Cybersécurité : frictions entre l’Etat et le monde numérique
Matignon soutient un élargissement aux acteurs du Net des obligations dévolues aux opérateurs d’importance vitale.
Par Sandrine Cassini
Sueurs froides dans le petit monde du numérique. Editeurs de logiciels, hébergeurs, services de cloud et sites d’e-commerce passeront-ils sous la coupe de l’Agence Nationale de la Sécurité des Systèmes d’information (ANSSI), organisme d’Etat chargé de la cyber-sécurité française ? C’est la crainte de nombreux professionnels, alors que le Conseil européen des ministres des télécoms examine ce jeudi à Bruxelles le projet de directive « Sécurité des réseaux et des infrastructures », dite NIS. Les Etats doivent décider s’ils élargissent aux acteurs de l’Internet les obligations dévolues aux opérateurs d’importance vitale (OIV). Le texte sera ensuite négocié avec le Parlement et la Commission européenne avant son adoption finale.
Soumettre le champ privé au champ régalien
Aujourd’hui, les OIV (banques, réseaux télécoms, opérateurs d’énergies...) sont par exemple tenus de reporter systématiquement tous les incidents détectés dans les réseaux, de former des directeurs de sécurité, de répondre aux audits de l’ANSSI, etc. Autant d’obligations qui ont un coût non négligeable, en particulier pour des PME, et qui posent question quant à la légitimité d’une agence d’Etat à pénétrer dans les systèmes d’information d'une entreprise privée. « Sous couvert de cyber-sécurité, il s’agit de soumettre le champ privé au champ régalien », résume Laurent Baudart, délégué général du Syntec Numérique, qui représente les sociétés informatiques et les éditeurs de logiciels.

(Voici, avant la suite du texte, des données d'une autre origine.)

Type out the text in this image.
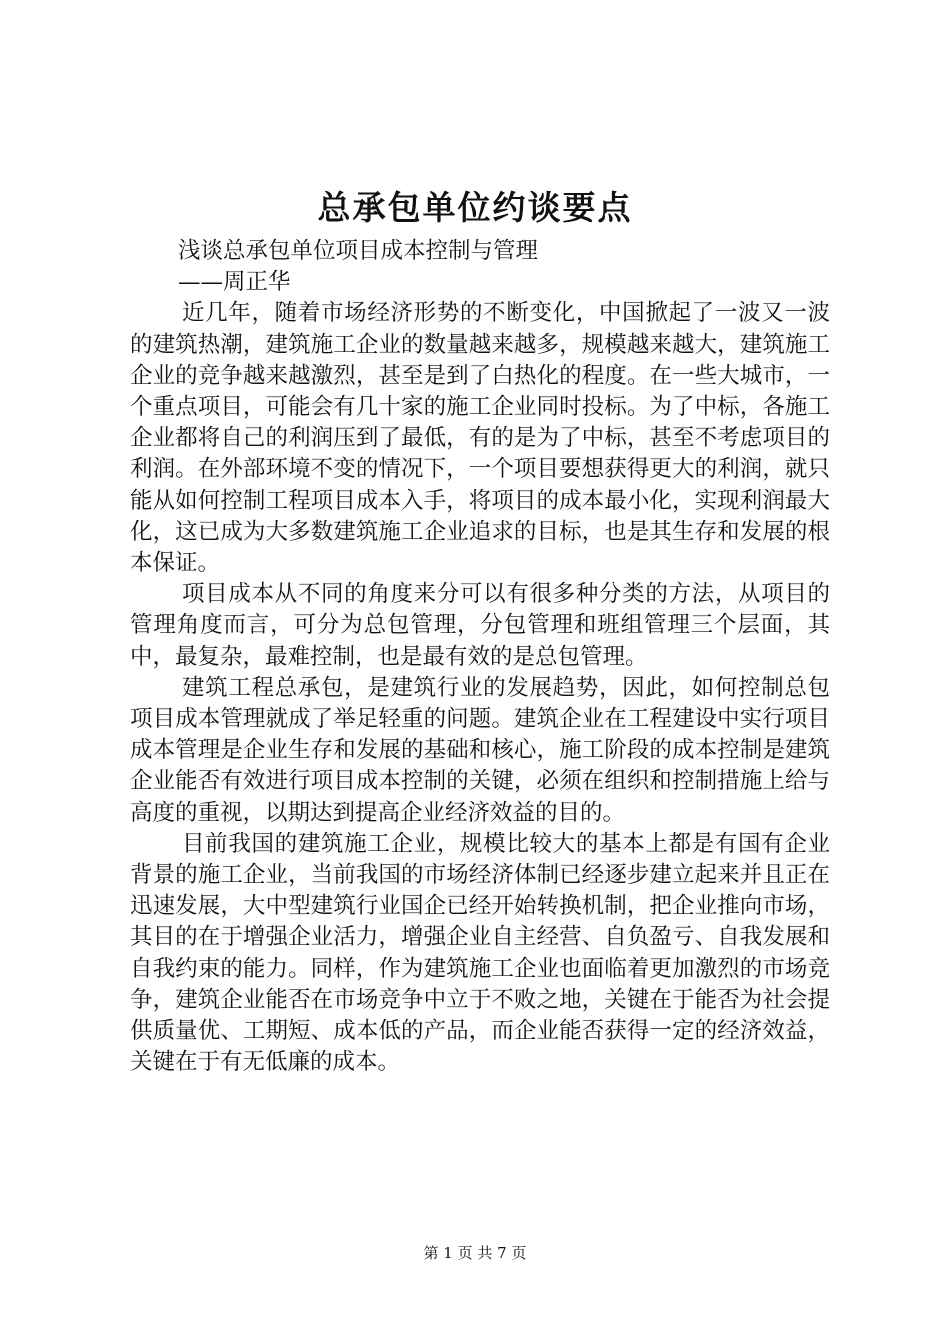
总承包单位约谈要点

浅谈总承包单位项目成本控制与管理

——周正华

近几年，随着市场经济形势的不断变化，中国掀起了一波又一波的建筑热潮，建筑施工企业的数量越来越多，规模越来越大，建筑施工企业的竞争越来越激烈，甚至是到了白热化的程度。在一些大城市，一个重点项目，可能会有几十家的施工企业同时投标。为了中标，各施工企业都将自己的利润压到了最低，有的是为了中标，甚至不考虑项目的利润。在外部环境不变的情况下，一个项目要想获得更大的利润，就只能从如何控制工程项目成本入手，将项目的成本最小化，实现利润最大化，这已成为大多数建筑施工企业追求的目标，也是其生存和发展的根本保证。

项目成本从不同的角度来分可以有很多种分类的方法，从项目的管理角度而言，可分为总包管理，分包管理和班组管理三个层面，其中，最复杂，最难控制，也是最有效的是总包管理。

建筑工程总承包，是建筑行业的发展趋势，因此，如何控制总包项目成本管理就成了举足轻重的问题。建筑企业在工程建设中实行项目成本管理是企业生存和发展的基础和核心，施工阶段的成本控制是建筑企业能否有效进行项目成本控制的关键，必须在组织和控制措施上给与高度的重视，以期达到提高企业经济效益的目的。

目前我国的建筑施工企业，规模比较大的基本上都是有国有企业背景的施工企业，当前我国的市场经济体制已经逐步建立起来并且正在迅速发展，大中型建筑行业国企已经开始转换机制，把企业推向市场，其目的在于增强企业活力，增强企业自主经营、自负盈亏、自我发展和自我约束的能力。同样，作为建筑施工企业也面临着更加激烈的市场竞争，建筑企业能否在市场竞争中立于不败之地，关键在于能否为社会提供质量优、工期短、成本低的产品，而企业能否获得一定的经济效益，关键在于有无低廉的成本。

第 1 页 共 7 页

Manuel Valls favorable à cette mesure européenne
L’Allemagne et la France sont partisanes de cet élargissement. Selon nos informations, le cabinet de Manuel Valls l’a confirmé au Syntec Numérique mardi. Ainsi, d’après les conseillers du Premier ministre, il serait légitime pour l’ANSSI d’avoir « la main » sur les entreprises du secteur, une expression qui n’a pas tardé à transpirer à l’extérieur des murs de Matignon. « L’ANSSI n’a pas à mettre la main sur les acteurs du numérique ! », s’est révoltée dans un communiqué l’ASIC , qui représente les acteurs du Web (Facebook, Google, Microsoft, Dailymotion...). « Un développeur d’objets connectés devra-t-il bientôt confier les clés à l’ANSSI ? Un hébergeur de données devra-t-il également offrir un accès à toutes les données stockées ?», s’est emportée l’association. Pour l’AFDEL, qui défend les éditeurs de logiciels, une telle extension « déteriorerait la compétitivité des entreprises, en particulier des PME, et serait disproportionnée ».
Sont visés OVH, Office 365 de Microsoft et Google
Chez Axelle Lemaire, la secrétaire d’Etat au numérique, on tente de minimiser la portée d’une telle mesure. Toutes les entreprises ne seraient pas concernées, seulement « les points de connexion, les noms de domaine, les services de cloud ou de messagerie », fait-on valoir. Et seulement les plus importants, ceux dont l’arrêt aurait un impact économique majeur. Sont par exemple visés les hébergeurs comme OVH, la suite Office 365 de Microsoft, Google, et les services de cloud d’Amazon, mais pas son site d’e-commerce. Quant à Facebook, la question doit encore être tranchée.
Resterait à définir l’organisme chargé de mener ces contrôles. Le texte suggère de confier cette mission à l’ENISA, une agence européenne basée en Crète. Chez Axelle Lemaire, on souhaite évidemment que l’ANSSI conserve ses prérogatives et son indépendance.